In this case, we have to jump to the raw SQL query.


async function main() {
  const limit = 10;
  const result = await prisma.$queryRaw<Array<{ name: string }>>(
    Prisma.sql`SELECT DISTINCT
                   (name)
               FROM
                   Account
               LIMIT ${limit}`
  );

  console.log(result);
}


Generated query:


select distinct(name) from Account limit ?
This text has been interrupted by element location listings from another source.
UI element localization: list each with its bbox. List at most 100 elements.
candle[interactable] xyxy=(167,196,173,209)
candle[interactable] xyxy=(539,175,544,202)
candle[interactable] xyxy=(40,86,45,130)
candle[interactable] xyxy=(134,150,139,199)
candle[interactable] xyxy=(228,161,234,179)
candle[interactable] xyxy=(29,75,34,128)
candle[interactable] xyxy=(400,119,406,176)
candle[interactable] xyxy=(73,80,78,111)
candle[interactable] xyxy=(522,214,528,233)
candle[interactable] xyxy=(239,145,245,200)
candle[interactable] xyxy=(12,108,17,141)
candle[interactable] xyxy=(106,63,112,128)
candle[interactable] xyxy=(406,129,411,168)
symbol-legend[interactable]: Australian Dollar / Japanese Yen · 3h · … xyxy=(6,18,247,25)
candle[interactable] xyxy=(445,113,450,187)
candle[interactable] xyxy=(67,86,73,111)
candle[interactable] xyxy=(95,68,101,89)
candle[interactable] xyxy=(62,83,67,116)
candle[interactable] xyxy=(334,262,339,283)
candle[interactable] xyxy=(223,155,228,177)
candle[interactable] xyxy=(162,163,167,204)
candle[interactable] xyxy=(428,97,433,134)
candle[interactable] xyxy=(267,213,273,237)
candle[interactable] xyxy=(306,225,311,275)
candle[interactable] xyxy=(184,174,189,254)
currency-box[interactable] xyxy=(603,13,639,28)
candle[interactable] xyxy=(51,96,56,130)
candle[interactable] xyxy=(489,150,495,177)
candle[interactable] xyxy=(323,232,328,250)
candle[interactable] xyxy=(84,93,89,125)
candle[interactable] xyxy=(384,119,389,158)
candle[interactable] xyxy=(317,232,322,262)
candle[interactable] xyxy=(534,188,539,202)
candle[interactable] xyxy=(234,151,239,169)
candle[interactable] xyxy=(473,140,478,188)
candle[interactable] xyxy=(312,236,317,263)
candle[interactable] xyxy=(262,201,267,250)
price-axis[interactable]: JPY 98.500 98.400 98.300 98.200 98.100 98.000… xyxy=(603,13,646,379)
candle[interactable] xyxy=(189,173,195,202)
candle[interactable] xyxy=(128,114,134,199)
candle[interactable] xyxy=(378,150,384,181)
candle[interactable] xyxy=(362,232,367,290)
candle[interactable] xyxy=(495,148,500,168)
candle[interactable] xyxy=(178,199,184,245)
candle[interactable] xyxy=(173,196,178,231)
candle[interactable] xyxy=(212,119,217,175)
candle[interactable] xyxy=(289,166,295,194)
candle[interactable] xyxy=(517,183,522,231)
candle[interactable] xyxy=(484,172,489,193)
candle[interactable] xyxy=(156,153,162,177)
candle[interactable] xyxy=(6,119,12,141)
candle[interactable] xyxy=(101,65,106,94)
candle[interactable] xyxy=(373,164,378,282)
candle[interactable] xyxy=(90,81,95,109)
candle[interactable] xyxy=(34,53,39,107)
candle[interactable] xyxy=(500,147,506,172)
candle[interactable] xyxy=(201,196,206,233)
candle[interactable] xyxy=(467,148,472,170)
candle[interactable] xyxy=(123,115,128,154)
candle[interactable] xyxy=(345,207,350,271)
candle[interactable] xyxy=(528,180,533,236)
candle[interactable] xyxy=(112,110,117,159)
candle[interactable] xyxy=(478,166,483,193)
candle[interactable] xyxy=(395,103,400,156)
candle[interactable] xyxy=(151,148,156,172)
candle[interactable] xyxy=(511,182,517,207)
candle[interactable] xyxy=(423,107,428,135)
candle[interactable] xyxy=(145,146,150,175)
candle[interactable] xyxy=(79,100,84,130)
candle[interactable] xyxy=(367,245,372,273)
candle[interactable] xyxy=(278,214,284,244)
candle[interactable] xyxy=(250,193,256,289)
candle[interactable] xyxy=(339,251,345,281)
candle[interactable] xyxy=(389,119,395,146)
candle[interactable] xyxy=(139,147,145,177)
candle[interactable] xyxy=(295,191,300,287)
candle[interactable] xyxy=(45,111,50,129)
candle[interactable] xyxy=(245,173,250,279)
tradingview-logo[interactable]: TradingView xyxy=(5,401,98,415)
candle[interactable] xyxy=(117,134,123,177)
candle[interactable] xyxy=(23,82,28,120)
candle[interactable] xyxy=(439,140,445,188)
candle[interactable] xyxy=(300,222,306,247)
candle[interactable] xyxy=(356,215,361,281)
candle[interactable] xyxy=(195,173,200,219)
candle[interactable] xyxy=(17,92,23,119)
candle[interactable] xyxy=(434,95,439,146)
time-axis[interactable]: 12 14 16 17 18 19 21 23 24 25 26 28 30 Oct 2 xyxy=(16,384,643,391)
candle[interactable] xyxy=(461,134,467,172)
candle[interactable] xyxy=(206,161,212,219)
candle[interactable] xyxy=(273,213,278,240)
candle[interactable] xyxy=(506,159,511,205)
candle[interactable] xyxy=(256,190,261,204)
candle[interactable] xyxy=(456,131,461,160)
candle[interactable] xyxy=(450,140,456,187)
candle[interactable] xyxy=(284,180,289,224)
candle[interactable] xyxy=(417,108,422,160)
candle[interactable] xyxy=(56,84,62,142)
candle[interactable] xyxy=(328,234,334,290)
At the first glance, it looks like an example from a book called "SQL injections in practice." But it's not. Under the hood, Prisma.sql does some magic to generate a query.

The output of this


console.log(Prisma.sql`select distinct(name) from Account limit ${limit}`);
{
  text: 'select distinct(name) from Account limit $1',
  sql: 'select distinct(name) from Account limit ?',
  values: [ 10 ]
}


All variables in the query will be replaced by placeholders. Therefore, it's safe to use variables in the query.

Raw SQL Unsafe

At this step, let's add more complexity to our previous query by filtering by fields in metadata. To make our life a bit more complex, the names of the fields are not predefined and will be provided from the frontend.


async function main() {
  const limit = 10;
  const jsonFieldName = "firstName";
  const jsonFieldValue = "John";

  const result = await prisma.$queryRaw<Array<{ name: string }>>(
    Prisma.sql`SELECT DISTINCT
        (name)
    FROM
        Account
    WHERE
        meta ->> "$.${jsonFieldName}" = ${jsonFieldValue}
    LIMIT ${limit};
`
  );
}

Turns out, this query does not work because Prisma.sql replace all variables with placeholders. The resulting SQL is:

SELECT DISTINCT
    (name)
FROM
    Account
WHERE
    meta ->> "$.?" = ?
LIMIT ?;


And it's time to move to the $queryRawUnsafe. We are still going to use query parameters for JSON field values and limit, but JSON field name will be concatenated with the query.


async function main() {
  const limit = 10;
  const jsonFieldName = "firstName";
  const jsonFieldValue = "John";

  const result = await prisma.$queryRawUnsafe<Array<{ name: string }>>(
    `SELECT DISTINCT
        (name)
    FROM
        Account
    WHERE
        meta ->> "$.${jsonFieldName}" = ?
    LIMIT ?;
`,
    jsonFieldValue,
    limit
  );

  console.log(result);
}


Resulting query:


SELECT DISTINCT
    (name)
FROM
    Account
WHERE
    meta ->> "$.firstName" = ?
LIMIT ?;


And this one looks pretty good. I do not recommend using such queries in production. It will be slow.

Conclusion

In general, Prisma ORM is a good choice for your project. It lacks some features of other ORMs; for example, performing distinct in the memory is not acceptable. But it's not a big deal because you can jump the lower levels such as raw SQL queries.